Peu à peu, c'est un véritable soulèvement qui éclate dans les territoires occupés, une nouvelle intifada. Mais, à la différence de 1987, les jets de pierre des chebab (adolescents) sont désormais relayés par les tirs des policiers palestiniens et ceux, moins précis, de quelques groupes armés désignés sous le nom de Tanzim et dirigés par Marwan Barghouti. La répression israélienne n'en est que plus ferme. Tsahal (l'armée israélienne) tire sur la foule à balles réelles, fait donner les chars et les hélicoptères de combat. À l'intérieur de l'État hébreu, les Israéliens arabes qui se solidarisent avec les Palestiniens des territoires meurent sous les balles de leur propre armée. Des tireurs israéliens embusqués reçoivent l'ordre de viser tout « malfaiteur palestinien âgé de plus de douze ans » ; ils ne s'en privent pas. Les Palestiniens répliquent comme ils le peuvent, en attaquant les colons ou, par la colère de la foule, en lynchant deux réservistes de Tsahal après deux semaines de crise.

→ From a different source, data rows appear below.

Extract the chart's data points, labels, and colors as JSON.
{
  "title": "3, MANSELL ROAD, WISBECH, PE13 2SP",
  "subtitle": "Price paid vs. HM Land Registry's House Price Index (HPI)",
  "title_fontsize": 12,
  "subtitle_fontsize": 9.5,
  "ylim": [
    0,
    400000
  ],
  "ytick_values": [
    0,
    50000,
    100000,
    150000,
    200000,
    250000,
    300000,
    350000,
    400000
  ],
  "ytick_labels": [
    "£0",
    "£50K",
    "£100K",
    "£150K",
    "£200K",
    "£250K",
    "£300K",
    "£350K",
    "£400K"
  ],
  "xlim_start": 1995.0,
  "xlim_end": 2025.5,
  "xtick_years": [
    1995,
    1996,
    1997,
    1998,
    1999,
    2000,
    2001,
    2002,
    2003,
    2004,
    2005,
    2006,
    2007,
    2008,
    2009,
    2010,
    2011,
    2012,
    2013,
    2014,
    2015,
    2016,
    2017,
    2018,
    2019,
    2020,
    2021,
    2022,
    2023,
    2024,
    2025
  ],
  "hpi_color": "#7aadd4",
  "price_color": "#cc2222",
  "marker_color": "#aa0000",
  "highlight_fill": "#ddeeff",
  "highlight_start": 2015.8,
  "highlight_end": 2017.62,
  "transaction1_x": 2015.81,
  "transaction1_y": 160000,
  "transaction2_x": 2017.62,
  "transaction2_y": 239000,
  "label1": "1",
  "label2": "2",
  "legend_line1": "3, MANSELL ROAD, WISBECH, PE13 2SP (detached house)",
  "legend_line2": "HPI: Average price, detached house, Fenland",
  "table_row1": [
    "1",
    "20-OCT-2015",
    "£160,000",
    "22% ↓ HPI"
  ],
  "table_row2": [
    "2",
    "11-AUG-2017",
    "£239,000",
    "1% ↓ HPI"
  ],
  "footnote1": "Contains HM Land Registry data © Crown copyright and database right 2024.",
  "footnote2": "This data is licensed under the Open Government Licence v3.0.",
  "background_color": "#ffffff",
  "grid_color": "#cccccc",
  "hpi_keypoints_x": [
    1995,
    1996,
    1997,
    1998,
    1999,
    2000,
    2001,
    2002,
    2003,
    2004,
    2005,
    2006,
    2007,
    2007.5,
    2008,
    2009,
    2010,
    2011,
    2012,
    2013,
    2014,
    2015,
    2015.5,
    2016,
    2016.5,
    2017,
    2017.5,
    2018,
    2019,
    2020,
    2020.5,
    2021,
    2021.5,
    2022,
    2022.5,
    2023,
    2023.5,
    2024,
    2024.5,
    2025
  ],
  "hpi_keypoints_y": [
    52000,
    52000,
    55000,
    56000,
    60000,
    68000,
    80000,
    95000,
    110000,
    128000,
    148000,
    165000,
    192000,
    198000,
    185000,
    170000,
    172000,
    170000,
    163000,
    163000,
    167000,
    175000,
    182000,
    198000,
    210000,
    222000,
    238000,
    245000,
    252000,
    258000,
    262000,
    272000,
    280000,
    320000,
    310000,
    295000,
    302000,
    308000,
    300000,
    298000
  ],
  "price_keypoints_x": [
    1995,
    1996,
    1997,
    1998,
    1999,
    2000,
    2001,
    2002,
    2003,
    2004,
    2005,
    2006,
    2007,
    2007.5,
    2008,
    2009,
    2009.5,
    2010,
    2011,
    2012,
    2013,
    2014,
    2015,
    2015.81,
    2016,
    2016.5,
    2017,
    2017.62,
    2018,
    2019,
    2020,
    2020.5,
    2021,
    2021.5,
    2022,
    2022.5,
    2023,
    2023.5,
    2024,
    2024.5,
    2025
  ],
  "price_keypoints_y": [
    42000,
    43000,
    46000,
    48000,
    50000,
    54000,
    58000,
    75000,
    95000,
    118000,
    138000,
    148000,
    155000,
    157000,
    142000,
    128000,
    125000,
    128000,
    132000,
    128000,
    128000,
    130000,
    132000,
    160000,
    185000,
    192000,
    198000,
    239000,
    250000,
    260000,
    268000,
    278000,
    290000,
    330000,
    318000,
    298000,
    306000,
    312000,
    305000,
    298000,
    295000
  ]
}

Celle-ci atteint son paroxysme dans la soirée du 20 au 21 novembre. En représailles à un attentat palestinien contre un bus scolaire israélien, les hélicoptères et les navires de Tsahal bombardent la bande de Gaza deux heures durant, visant des objectifs stratégiques (siège de la police, QG de l'Autorité palestinienne...), mais n'épargnant pas les habitations. Bilan physique, au terme de cet épisode, de deux mois d'engrenage violent : 280 morts, dont une immense majorité (250) sont palestiniens. Bilan diplomatique : le processus d'Oslo est à nouveau au point mort. Pire : il est privé d'un de ses médiateurs privilégiés, puisque l'Égypte a décidé, comme elle l'a annoncé lors du sommet arabe du Caire en octobre, de geler ses relations diplomatiques avec Israël. De quoi, en somme, s'interroger sur la validité d'un processus de paix qui, en se fondant sur un rapport de force par trop déséquilibré, semble devoir ne jamais parvenir à satisfaire aucune des parties.

Benjamin Bibas

« Un usage disproportionné de la force »

Dans le monde entier, la répression israélienne a fait l'objet d'une réprobation unanime. Les pays arabes, réunis au Caire à la fin octobre, ont parlé de « massacre collectif » des Palestiniens. La Commission des droits de l'homme des Nations unies a condamné Israël pour son « usage disproportionné de la force contre des civils innocents et désarmés », n'hésitant pas à qualifier l'attitude des forces israéliennes contre la population palestinienne de « crime de guerre ». Même la diplomatie américaine, peu suspecte d'entretenir des relations complices avec les Palestiniens, a parlé, au sujet des bombardements de Gaza, d'un « usage excessif de la force ». Afin d'éviter qu'une telle violence ne se renouvelle, Israéliens et Palestiniens ont convenu de mettre en place, avec les États-Unis et en collaboration avec le secrétariat général de l'ONU, une « commission chargée d'enquêter sur les événements » et d'en établir, à terme, les responsabilités.